Увидев её яростный блеск в мутно-серых глазах от переизбытка эмоций, позволяю себе нагло улыбнуться и удалиться на кухню.
Похоже, тактика поведения вырисовалась сама собой – я вёл себя так же до близкого знакомства с Василисой. Держался на расстоянии, но показательно присутствовал рядом, ментально дергал за косички и заставлял о себе думать.
Начнем всё сначала. Думаю, в этом мы нуждаемся оба.
Василиса:
Захожу на кухню с напряжением, прожигая взглядом затылок Бессонова. Этот ублюдок стоит у плиты и что-то жарит на сковороде. Стоит, будто всё так и должно быть… Будто это нормально оказаться в моём доме. Запертом доме!
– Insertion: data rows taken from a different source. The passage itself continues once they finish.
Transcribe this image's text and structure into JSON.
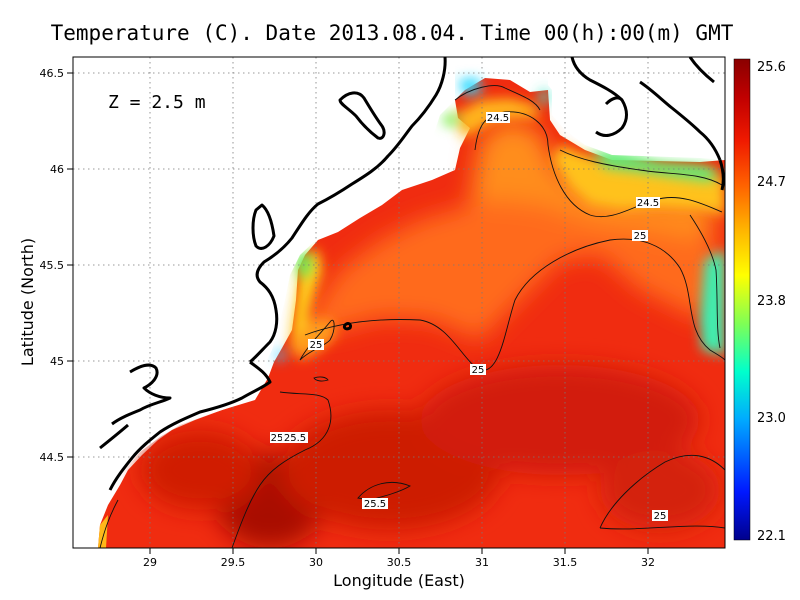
{
  "title": "Temperature (C). Date 2013.08.04. Time 00(h):00(m) GMT",
  "depth_label": "Z = 2.5 m",
  "xaxis_label": "Longitude (East)",
  "yaxis_label": "Latitude (North)",
  "lon_range": [
    28.55,
    32.45
  ],
  "lat_range": [
    44.05,
    46.55
  ],
  "x_ticks": [
    "29",
    "29.5",
    "30",
    "30.5",
    "31",
    "31.5",
    "32"
  ],
  "y_ticks": [
    "46.5",
    "46",
    "45.5",
    "45",
    "44.5"
  ],
  "colorbar": {
    "ticks": [
      "25.6",
      "24.7",
      "23.8",
      "23.0",
      "22.1"
    ],
    "min": 22.1,
    "max": 25.6,
    "colors": [
      "#00008c",
      "#0018ff",
      "#00aaff",
      "#00ffcc",
      "#7fff55",
      "#ffff00",
      "#ffb000",
      "#ff6000",
      "#f01a00",
      "#c00000",
      "#8a0000"
    ]
  },
  "contour_labels": [
    "24.5",
    "24.5",
    "25",
    "25",
    "25",
    "25",
    "25.5",
    "25.5",
    "25",
    "25"
  ],
  "field_colors": {
    "sea_base": "#f02c10",
    "warm": "#c81c08",
    "orange": "#ff7a1a",
    "yellow": "#ffd21a",
    "green": "#4cf06e",
    "cyan": "#22d8ff",
    "land": "#ffffff"
  }
}
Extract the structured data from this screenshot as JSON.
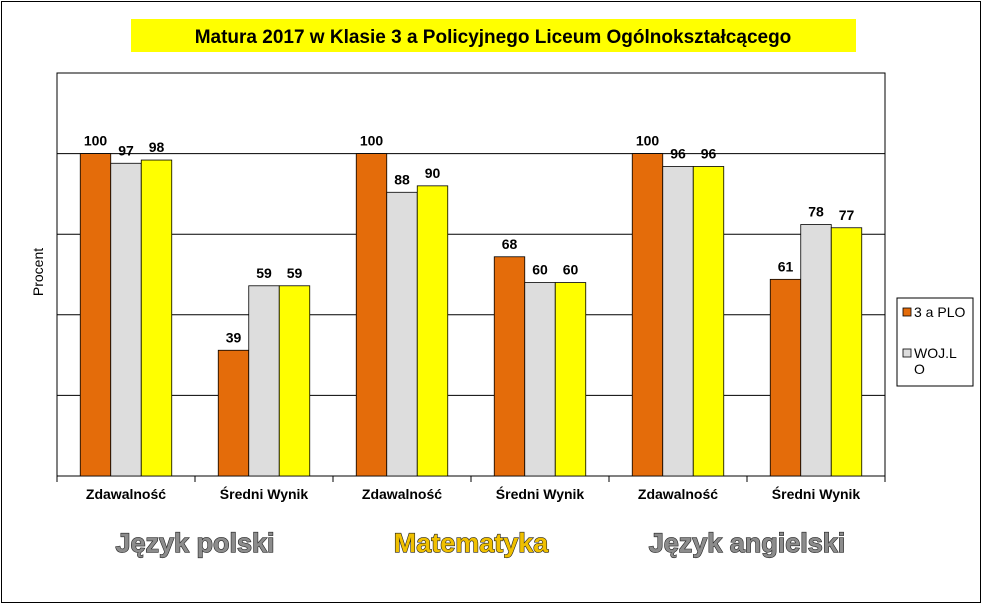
{
  "chart_data": {
    "type": "bar",
    "title": "Matura 2017 w Klasie 3 a Policyjnego Liceum Ogólnokształcącego",
    "ylabel": "Procent",
    "xlabel": "",
    "ylim": [
      0,
      125
    ],
    "grid": true,
    "legend_position": "right",
    "categories": [
      "Zdawalność",
      "Średni Wynik",
      "Zdawalność",
      "Średni Wynik",
      "Zdawalność",
      "Średni Wynik"
    ],
    "series": [
      {
        "name": "3 a PLO",
        "color": "#e46c0a",
        "values": [
          100,
          39,
          100,
          68,
          100,
          61
        ]
      },
      {
        "name": "WOJ.LO",
        "legend_lines": [
          "WOJ.L",
          "O"
        ],
        "color": "#dddddd",
        "values": [
          97,
          59,
          88,
          60,
          96,
          78
        ]
      },
      {
        "name": "",
        "color": "#ffff00",
        "values": [
          98,
          59,
          90,
          60,
          96,
          77
        ]
      }
    ],
    "groups": [
      {
        "label": "Język polski",
        "color": "#8c8c8c"
      },
      {
        "label": "Matematyka",
        "color": "#f0c000"
      },
      {
        "label": "Język angielski",
        "color": "#8c8c8c"
      }
    ]
  }
}
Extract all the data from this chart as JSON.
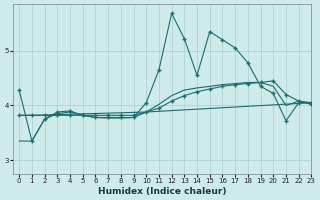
{
  "title": "",
  "xlabel": "Humidex (Indice chaleur)",
  "bg_color": "#ceeaea",
  "line_color": "#1a6e6e",
  "grid_color": "#a8d0d0",
  "xlim": [
    -0.5,
    23
  ],
  "ylim": [
    2.75,
    5.85
  ],
  "xticks": [
    0,
    1,
    2,
    3,
    4,
    5,
    6,
    7,
    8,
    9,
    10,
    11,
    12,
    13,
    14,
    15,
    16,
    17,
    18,
    19,
    20,
    21,
    22,
    23
  ],
  "yticks": [
    3,
    4,
    5
  ],
  "line1_x": [
    0,
    1,
    2,
    3,
    4,
    5,
    6,
    7,
    8,
    9,
    10,
    11,
    12,
    13,
    14,
    15,
    16,
    17,
    18,
    19,
    20,
    21,
    22,
    23
  ],
  "line1_y": [
    4.28,
    3.35,
    3.75,
    3.88,
    3.9,
    3.82,
    3.78,
    3.78,
    3.78,
    3.78,
    4.05,
    4.65,
    5.68,
    5.22,
    4.55,
    5.35,
    5.2,
    5.05,
    4.78,
    4.35,
    4.22,
    3.72,
    4.05,
    4.05
  ],
  "line2_x": [
    0,
    1,
    2,
    3,
    4,
    5,
    6,
    7,
    8,
    9,
    10,
    11,
    12,
    13,
    14,
    15,
    16,
    17,
    18,
    19,
    20,
    21,
    22,
    23
  ],
  "line2_y": [
    3.82,
    3.82,
    3.82,
    3.82,
    3.82,
    3.82,
    3.82,
    3.82,
    3.82,
    3.82,
    3.88,
    3.95,
    4.08,
    4.18,
    4.25,
    4.3,
    4.35,
    4.38,
    4.4,
    4.42,
    4.45,
    4.2,
    4.08,
    4.02
  ],
  "line3_x": [
    0,
    1,
    10,
    11,
    12,
    13,
    14,
    15,
    16,
    17,
    18,
    19,
    20,
    21,
    22,
    23
  ],
  "line3_y": [
    3.82,
    3.82,
    3.88,
    4.02,
    4.18,
    4.28,
    4.32,
    4.35,
    4.38,
    4.4,
    4.42,
    4.42,
    4.35,
    4.0,
    4.08,
    4.05
  ],
  "line4_x": [
    0,
    1,
    2,
    3,
    4,
    5,
    6,
    7,
    8,
    9,
    10,
    23
  ],
  "line4_y": [
    3.35,
    3.35,
    3.75,
    3.85,
    3.88,
    3.82,
    3.78,
    3.77,
    3.77,
    3.78,
    3.88,
    4.05
  ]
}
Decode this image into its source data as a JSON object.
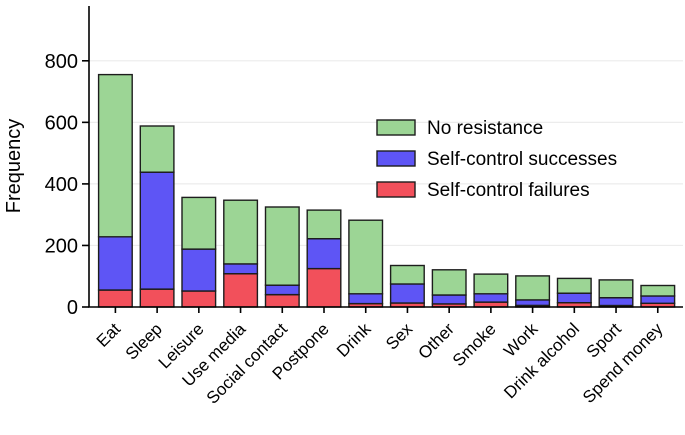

Когда ощущаю, что мне становится тяжело дышать, шумно сажусь за стол. Сморю на него и не могу понять, зачем явился.
Зачем он пришёл и вытряхнул меня из кровати? Зачем взъерошил во мне эмоции и чувства? Зачем сейчас ведет себя так, словно ничего не было?
– Ты всё испортила, – кидает он мне через плечо, а я мажу взглядом по его ухмылке, сжимая под столом кулаки. Самоуверенная скотина! – Я надеялся поиграть с тобой в обездвиженного Тутанхамона. Думаю, было бы интересно.
Не реагирую на его идиотские шутки, которые раздражают до скрежета зубов. Мало того, что приперся в мою комнату, выдернул из кровати и запихнул в ледяной душ, так ещё и ведет себя как мудак!
– Где предки? – выжимаю я из себя хриплые слова.
Не могу понять, почему такой сиплый голос: от крика или от трехнедельного молчания. Там, в комнате, мне было спокойно, безопасно и тихо. А сейчас… Меня отравляют собственные эмоции, мерзкие воспоминания и ненависть к себе.
– В отпуске, – говорит он, перекладывая еду из сковороды в тарелку. – Точнее, твоя мама в отпуске, а отец…
– Со своей шлюхой, – выплёвываю я, подрываясь на ноги. – А меня, значит, оставили с нянькой. Отличный расклад!
– Куда собралась? – прилетает мне в спину, когда я хочу вернуться в комнату и зарыться в свою постель. Останавливаюсь, прикрывая глаза с такой силой, что вижу разноцветные круги. – Всё-таки хочешь поиграть? Тогда беги быстрее, а то я уже закончил.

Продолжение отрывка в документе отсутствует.